Monday, July 16, 2012

"Extreme" Parenting

I came across an article today about a show that TLC is running called "Extreme Parenting". I was disheartened to read the "extreme" part means extended breastfeeding, co-sleeping and elimination communication practicing parents. Extreme? Really?

The really disturbing thing about this article was the reader comments at the bottom. People comparing breastfeeding to molestation and demanding these children be taken away from their parents. I can't even comprehend why another parenting style would cause so much outrage (excluding the obvious abuse or neglect).

I'm having flashbacks of that horrible Time magazine cover with the Mom nursing her 3 year old as he stands on a chair. No, it wasn't horrible because the child was 3. It was horrible because it sensationalized and sexualized extended breastfeeding. There was nothing loving or nurturing about that picture. There were plenty of wonderful pictures of mothers and children on the inside, but Time chose the most obnoxious one they could find.

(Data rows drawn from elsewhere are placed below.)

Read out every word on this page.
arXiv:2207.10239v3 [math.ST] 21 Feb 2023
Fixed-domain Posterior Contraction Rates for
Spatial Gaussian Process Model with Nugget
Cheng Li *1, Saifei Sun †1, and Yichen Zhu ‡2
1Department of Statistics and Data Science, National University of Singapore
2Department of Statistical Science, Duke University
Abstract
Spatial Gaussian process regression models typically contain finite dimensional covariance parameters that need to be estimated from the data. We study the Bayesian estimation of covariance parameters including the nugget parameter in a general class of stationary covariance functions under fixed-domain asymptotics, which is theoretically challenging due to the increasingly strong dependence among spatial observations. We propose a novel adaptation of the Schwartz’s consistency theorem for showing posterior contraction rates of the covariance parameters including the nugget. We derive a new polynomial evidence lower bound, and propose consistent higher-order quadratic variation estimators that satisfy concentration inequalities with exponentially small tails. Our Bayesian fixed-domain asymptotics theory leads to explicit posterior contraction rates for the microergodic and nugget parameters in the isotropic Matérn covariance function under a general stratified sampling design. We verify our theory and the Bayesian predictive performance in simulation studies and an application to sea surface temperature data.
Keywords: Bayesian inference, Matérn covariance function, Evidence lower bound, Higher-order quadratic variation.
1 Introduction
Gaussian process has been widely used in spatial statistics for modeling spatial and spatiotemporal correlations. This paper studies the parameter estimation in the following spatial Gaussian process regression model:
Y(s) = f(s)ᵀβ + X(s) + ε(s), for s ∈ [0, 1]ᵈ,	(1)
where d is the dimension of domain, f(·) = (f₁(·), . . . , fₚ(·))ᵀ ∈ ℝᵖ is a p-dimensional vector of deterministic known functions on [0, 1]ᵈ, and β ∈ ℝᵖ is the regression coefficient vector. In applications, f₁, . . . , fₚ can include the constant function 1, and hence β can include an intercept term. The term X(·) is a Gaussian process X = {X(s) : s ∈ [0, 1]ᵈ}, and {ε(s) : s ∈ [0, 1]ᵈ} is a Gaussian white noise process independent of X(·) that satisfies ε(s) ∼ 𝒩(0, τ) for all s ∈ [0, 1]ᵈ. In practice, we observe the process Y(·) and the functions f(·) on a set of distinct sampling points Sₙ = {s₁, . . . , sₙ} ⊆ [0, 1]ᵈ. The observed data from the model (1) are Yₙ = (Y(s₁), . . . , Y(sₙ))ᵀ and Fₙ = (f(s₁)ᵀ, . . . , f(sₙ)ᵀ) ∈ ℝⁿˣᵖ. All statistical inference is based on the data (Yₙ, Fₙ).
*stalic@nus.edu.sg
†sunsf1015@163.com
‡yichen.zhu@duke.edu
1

TLC has decided to cash in on the debate that's been sparked, and I'm irritated to say the least.

Here's the thing: why do we care so much? I mean really? As mother, heck as parents, we have a tough gig. There's a lot of work to be done with little to no recognition or appreciation. But we don't care, because the mere fact that our kids wake up every morning gives us satisfaction. So why should another person care if how long I breastfeed or if I let my baby sleep in the bed?

I guess what I'm trying to say is that as parents, we all have things that we struggle with as far as child rearing goes. I don't think that these labels (i.e. attachment parenting, authoritarian, etc) provide a positive outlook. We should really be supporting each other through parenthood, not ripping each other for things like formula vs. breastfeeding. As long as our kids are fed and healthy and happy, why all the negativity?

I hate that the media is fueling this debate. I hope we can all come to recognize that parents need to do what they feel is right for their families, not for everyone else.